Scientists say controversy surrounding the cholesterol-reducing pills has put patients' health at risk
20 JUNE 2017 • 6:01AM
Four in five GPs believe drug trials are skewed by the pharmaeutical industry, amid widespread mistrust in medical research, polling shows.
A report by the Academy of Medical Sciences is calling for an overhaul of patient information following a string of controversies over the risks and benefits of common drugs.
The study found that just one third of the public have confidence in evidence from medical research - compared with two thirds who trust the experiences of their family and friends.
The pharmaecutical industry was particularly mistrusted.
Polling of more than 1,000 GPs found 82 per cent thought clinical trials funded by the sector were often biased to produce a positive outcome. That view was shared by 67 per cent of the public, in a poll of more than 2,000 adults.
The report says patient information leaflets, contained inside pill packets, must be improved so they can be easily read and understood.
The leaflets should also include information on the benefits and risks of taking a drug, and not just an “impetrable” and “unreadable” list of potential harms, authors said.
Professor Sir John Tooke, chairman of the report said the low level of faith in medical research was “startling”.
“While many factors will affect our decision making, we would like robust evidence from scientific research to play a more important role. For this to happen, information from research will need to be more accessible and understandable, as well as reliable and trustworthy in the future,” he said.
The new report was commissioned by Prof Dame Sally Davies, the country’s chief medical officer, following fierce debate about the risks and benefits of a number of drugs - in particular, statins.
In 2014, NHS watchdogs recommended a lowering of the thresholds for the drugs, meaning most men over 60 and women over 65 should be offered them.
That triggered a backlash from doctors who felt too many pills were being doled out, without enough heed to possible side-effects.
The new study suggests millions of patients could benefit from high doses of statins
Research then suggested “scaremongering” over the drugs led to a fall in the numbers taking the treatment, which could result in more than 2,000 more deaths over the next decade.

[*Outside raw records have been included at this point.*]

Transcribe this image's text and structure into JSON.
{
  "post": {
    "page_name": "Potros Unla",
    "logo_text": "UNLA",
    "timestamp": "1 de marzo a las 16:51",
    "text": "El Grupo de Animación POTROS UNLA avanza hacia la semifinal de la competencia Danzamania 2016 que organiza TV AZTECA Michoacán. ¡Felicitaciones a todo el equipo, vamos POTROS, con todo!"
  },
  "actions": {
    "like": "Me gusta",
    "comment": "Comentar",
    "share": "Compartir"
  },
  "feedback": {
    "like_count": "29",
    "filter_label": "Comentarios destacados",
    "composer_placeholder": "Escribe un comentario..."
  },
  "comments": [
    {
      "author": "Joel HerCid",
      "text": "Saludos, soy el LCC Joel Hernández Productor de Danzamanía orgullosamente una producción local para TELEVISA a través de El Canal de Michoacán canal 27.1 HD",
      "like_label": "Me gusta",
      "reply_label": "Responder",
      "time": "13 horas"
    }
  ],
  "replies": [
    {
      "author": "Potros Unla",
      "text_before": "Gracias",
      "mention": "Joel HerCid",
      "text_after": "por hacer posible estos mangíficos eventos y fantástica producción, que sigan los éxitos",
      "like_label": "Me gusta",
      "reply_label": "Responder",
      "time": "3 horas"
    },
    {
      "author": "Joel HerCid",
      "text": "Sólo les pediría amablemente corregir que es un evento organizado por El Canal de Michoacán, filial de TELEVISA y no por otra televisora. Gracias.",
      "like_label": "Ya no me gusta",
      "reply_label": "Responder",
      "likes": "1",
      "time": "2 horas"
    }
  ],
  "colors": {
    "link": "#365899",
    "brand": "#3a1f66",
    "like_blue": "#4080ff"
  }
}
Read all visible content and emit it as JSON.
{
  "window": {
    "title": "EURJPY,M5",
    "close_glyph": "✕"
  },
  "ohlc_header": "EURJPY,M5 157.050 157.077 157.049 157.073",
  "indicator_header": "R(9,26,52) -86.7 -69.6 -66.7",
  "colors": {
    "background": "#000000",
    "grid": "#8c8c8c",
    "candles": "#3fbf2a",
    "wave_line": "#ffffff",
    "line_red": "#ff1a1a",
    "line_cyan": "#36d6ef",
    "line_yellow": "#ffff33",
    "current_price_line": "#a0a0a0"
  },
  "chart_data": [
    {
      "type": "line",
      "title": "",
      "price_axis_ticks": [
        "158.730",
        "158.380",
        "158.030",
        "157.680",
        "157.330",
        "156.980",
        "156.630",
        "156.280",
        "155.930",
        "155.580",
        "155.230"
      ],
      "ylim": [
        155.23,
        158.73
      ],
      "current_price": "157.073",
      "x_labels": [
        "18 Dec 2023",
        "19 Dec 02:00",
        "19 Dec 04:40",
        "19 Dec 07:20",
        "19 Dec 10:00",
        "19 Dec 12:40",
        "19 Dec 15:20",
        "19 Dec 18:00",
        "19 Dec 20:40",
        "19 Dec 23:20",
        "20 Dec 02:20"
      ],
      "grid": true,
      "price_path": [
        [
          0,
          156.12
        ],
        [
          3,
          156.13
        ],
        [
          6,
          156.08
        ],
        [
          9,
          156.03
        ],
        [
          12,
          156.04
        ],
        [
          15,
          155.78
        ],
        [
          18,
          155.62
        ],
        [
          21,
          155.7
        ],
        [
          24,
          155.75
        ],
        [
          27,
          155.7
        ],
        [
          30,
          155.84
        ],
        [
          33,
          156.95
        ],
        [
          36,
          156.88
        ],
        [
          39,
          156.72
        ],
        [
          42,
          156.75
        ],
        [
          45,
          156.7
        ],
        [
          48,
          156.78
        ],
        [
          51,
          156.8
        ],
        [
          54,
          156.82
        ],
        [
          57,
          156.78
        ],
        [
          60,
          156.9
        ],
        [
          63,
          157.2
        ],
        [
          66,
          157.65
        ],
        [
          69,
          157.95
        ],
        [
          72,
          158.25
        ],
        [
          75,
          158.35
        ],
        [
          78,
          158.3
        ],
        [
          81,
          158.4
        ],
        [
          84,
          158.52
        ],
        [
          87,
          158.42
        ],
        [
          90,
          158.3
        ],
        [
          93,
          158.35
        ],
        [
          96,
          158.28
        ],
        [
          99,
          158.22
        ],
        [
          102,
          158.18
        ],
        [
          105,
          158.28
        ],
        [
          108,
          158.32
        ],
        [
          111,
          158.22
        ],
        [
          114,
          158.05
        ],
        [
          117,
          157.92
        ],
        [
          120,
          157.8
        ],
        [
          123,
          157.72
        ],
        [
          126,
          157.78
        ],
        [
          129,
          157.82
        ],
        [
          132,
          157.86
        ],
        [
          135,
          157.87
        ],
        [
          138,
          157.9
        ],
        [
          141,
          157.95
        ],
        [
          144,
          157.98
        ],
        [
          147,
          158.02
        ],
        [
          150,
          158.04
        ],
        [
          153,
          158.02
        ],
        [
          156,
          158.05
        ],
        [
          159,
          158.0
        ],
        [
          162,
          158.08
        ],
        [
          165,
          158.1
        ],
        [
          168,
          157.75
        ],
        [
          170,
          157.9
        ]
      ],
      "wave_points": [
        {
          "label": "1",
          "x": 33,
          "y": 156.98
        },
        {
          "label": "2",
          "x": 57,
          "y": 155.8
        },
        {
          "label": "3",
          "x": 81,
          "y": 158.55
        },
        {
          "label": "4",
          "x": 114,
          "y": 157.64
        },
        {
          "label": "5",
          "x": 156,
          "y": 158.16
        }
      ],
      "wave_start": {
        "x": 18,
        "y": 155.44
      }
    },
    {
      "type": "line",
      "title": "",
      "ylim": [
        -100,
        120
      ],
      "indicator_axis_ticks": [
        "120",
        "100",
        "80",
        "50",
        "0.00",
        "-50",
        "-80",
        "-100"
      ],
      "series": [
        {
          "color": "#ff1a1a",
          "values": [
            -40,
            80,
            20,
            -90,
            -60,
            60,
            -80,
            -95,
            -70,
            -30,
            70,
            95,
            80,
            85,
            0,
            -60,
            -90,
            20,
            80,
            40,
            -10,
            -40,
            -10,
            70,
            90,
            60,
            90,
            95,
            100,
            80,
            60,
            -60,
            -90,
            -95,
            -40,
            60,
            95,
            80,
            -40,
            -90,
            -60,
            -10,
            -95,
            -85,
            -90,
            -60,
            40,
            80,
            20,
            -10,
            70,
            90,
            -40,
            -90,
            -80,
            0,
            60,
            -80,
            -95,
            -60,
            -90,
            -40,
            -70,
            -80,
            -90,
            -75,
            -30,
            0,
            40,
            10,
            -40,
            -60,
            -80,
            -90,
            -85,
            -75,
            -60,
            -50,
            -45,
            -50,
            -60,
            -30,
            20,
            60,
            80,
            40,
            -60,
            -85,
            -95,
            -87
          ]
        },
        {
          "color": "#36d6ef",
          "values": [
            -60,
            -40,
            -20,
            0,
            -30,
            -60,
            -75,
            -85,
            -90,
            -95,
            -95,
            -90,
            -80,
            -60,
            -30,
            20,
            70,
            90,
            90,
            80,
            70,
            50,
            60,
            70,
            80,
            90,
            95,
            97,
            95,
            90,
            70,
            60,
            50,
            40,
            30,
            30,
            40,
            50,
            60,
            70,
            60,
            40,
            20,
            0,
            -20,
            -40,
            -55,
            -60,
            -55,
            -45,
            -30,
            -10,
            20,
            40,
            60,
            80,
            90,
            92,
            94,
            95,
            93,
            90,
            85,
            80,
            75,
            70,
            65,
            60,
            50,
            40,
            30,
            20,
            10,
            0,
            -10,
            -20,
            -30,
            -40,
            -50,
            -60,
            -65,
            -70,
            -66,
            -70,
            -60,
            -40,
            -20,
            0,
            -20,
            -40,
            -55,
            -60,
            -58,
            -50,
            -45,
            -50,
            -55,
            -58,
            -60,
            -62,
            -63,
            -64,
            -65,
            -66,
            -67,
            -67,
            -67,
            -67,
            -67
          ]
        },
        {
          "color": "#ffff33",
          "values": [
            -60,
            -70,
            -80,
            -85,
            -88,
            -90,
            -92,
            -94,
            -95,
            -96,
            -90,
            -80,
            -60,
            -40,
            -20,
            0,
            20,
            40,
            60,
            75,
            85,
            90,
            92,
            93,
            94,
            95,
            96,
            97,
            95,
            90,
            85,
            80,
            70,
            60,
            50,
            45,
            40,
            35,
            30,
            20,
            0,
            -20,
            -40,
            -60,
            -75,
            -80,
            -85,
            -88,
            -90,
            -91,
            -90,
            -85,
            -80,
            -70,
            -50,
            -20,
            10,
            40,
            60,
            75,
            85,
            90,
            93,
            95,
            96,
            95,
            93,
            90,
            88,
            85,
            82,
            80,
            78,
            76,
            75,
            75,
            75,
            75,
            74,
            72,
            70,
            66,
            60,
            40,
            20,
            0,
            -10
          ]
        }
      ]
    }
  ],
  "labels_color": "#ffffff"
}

The debate came in the wake of a series of controversies and debate about drugs such as hormone replacement therapy and antiviral drug Tamiflu.
The report calls for changes in drug labelling, so benefits are labelled along with risks, and a system of “traffic light” system to endorse the reliability of findings.
Patient information leaflets, found inside the packets of all medicines, were described by the public as being “impenetrable” and “unreadable,” researchers found.
Last year a Telegraph investigation found that some doctors involved in assessing which drugs should be prescribed on the NHS were receiving up to £100,000 per year from pharmaceutical companies.
New NHS conflict of interest rules brought in this year ban NHS staff from accepting gifts worth more than £50. However, proposals to force doctors to declare all private earnings were abandoned.
Dr Sheuli Porkess, head of medical affairs at the Association of the British Pharmaceutical Industry said: “All medicines are heavily regulated and robustly assessed for benefits and risks to the highest of international standards. It is an essential step in proving the safety, efficacy and quality of the treatments that pharmaceutical companies discover, develop and make. Much of this work is published in peer reviewed scientific journals.
“Patients, GPs and the public need to have confidence that pharmaceutical industry research is scientifically robust. This report provides fresh impetus for our industry to better communicate the way we conduct research – and share our findings – in a more transparent and understandable way."